Hi,
I have a script that, basically, has two input files of this type:
file1
key1=value1_1_1
key2=value1_2_1
key4=value1_4_1
...
file2
key2=value2_2_1
key2=value2_2_2
key3=value2_3_1
key4=value2_4_1
...
My files are 10k lines big each (approx).
The keys are strings that don't contain whitespaces; the values are classic text strings, without "=" symbol.
The purpouse of the script is to get from file 2 the value of each key that appears both in file1 and file2.
The first part of the script sorts file1 and file2 (in order to get a complexity of O(n) rather than O(n^2)) [argumentation might be done on this sort... but that's not the point right now, since it's not the bottleneck]
Then, basically, I read each line of the (sorted) files, check whether they have the same keys, and if they do, save the value to my output. Otherwise, get the next line of the file which has the smallest key.
The problem here is to get the keys. After running the script once, I noticed the files were generated with random whitespaces before the "=" symbol (before or after the key).
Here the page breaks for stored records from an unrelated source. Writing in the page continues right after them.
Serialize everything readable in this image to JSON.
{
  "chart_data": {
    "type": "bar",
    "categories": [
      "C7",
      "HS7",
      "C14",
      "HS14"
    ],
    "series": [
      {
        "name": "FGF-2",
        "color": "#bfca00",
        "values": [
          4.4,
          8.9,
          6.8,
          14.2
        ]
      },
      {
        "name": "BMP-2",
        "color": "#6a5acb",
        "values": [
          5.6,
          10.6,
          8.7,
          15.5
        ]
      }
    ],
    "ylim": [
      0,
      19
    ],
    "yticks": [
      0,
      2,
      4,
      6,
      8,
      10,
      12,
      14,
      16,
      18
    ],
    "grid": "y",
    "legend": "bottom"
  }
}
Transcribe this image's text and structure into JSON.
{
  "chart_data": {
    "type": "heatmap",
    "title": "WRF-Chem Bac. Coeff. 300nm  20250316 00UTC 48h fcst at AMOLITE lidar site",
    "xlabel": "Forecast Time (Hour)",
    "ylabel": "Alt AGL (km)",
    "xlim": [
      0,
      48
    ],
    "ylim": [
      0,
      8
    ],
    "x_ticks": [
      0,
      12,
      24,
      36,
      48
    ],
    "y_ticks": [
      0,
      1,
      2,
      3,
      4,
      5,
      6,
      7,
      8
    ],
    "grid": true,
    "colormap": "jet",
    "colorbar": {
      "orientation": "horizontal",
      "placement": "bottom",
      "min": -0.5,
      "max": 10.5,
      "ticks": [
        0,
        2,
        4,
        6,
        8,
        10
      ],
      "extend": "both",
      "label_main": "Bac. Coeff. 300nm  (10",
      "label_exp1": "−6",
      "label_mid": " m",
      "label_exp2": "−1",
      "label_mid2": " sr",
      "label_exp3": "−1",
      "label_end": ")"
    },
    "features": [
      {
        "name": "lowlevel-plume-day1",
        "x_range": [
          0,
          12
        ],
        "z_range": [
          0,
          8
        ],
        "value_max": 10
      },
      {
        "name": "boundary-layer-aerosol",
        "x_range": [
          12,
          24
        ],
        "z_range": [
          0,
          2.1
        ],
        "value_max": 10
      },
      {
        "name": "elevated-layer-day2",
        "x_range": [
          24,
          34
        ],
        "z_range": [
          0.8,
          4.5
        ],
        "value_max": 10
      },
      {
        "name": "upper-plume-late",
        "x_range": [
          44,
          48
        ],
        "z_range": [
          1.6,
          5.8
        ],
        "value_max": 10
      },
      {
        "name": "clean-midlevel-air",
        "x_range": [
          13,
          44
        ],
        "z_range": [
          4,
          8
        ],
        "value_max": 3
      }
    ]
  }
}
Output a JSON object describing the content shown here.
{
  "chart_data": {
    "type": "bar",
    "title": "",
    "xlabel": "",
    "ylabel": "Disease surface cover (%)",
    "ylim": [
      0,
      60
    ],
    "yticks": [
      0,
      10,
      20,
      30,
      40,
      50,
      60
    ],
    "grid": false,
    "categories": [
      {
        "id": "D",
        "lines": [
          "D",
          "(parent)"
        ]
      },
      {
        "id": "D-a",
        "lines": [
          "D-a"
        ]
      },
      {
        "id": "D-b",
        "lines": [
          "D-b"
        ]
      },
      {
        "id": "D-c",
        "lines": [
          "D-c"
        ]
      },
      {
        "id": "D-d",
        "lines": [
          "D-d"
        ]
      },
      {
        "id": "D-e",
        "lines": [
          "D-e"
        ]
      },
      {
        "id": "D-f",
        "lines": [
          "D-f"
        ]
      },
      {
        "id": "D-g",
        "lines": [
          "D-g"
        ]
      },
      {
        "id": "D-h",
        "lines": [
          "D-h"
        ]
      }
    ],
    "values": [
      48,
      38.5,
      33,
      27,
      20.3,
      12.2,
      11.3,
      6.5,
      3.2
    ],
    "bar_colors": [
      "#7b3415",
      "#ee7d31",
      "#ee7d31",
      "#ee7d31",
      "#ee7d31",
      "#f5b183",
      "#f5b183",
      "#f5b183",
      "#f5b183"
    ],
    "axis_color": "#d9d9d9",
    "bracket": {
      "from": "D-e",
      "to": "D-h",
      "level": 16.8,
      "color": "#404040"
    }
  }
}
I can't change the generator, so I had to change the script.
I tried three variations of it:
A - sed on the line:
lineFile1=`awk "NR==${currLine1}" file1_sorted`
keyFile1=`echo $lineFile1 | sed -e 's/\s*\(\S*\)\s*=.*/\1/g'`
This sed gets all the non whitespaces characters left from the equal sign.
As you might imagine, that took an awful lot of time.
real 0m1.030s
user 0m0.996s
sys 0m.028s
This is clearly not acceptable, since I have to do the operation over 20k lines.
So I tried option B:
B - using cut on each line
lineFile1=`awk "NR==${currLine1}" file1_sorted`
keyFile1=`echo $lineFile1 | cut -d '=' -f 1 | sed -e 's/\s//g'`
That wasn't that much better...
real 0m0.659s
user 0m0.632s
sys 0m0.028s
Still not acceptable.
So I browsed a bit this forum, read somewhere that "cat foo | bar" wasn't recommended, and changed a bit of the code.
I didn't need that lineFile1 there, so there was no point in retrieving it.
I added
cut -d '=' -f 1 file1_sorted > file1_keys_sorted
before my calls, and I'm now using
keyFile1=`awk "NR==${currLine1}" file1_keys_sorted`
to get the key.
This is way better:
real 0m0.043s
user 0m0.032s
sys 0m0.008s
The problem is ... it's still taking too much time. From my logs, I'm approximatilvely processing 20 lines per second, which means one loop takes ~0.050 sec (this includes the awk I'm running on the file1_sorted file to get the output). This also means 15 min for a 20k lines input.
Is there some way of speeding up that process? (clearly, the bottleneck is this getting the line thing)
Thanks!
PS: For some reason, the process is only taking 8% of my CPU at max. Are there some commands that are slow? (echo, perhaps?)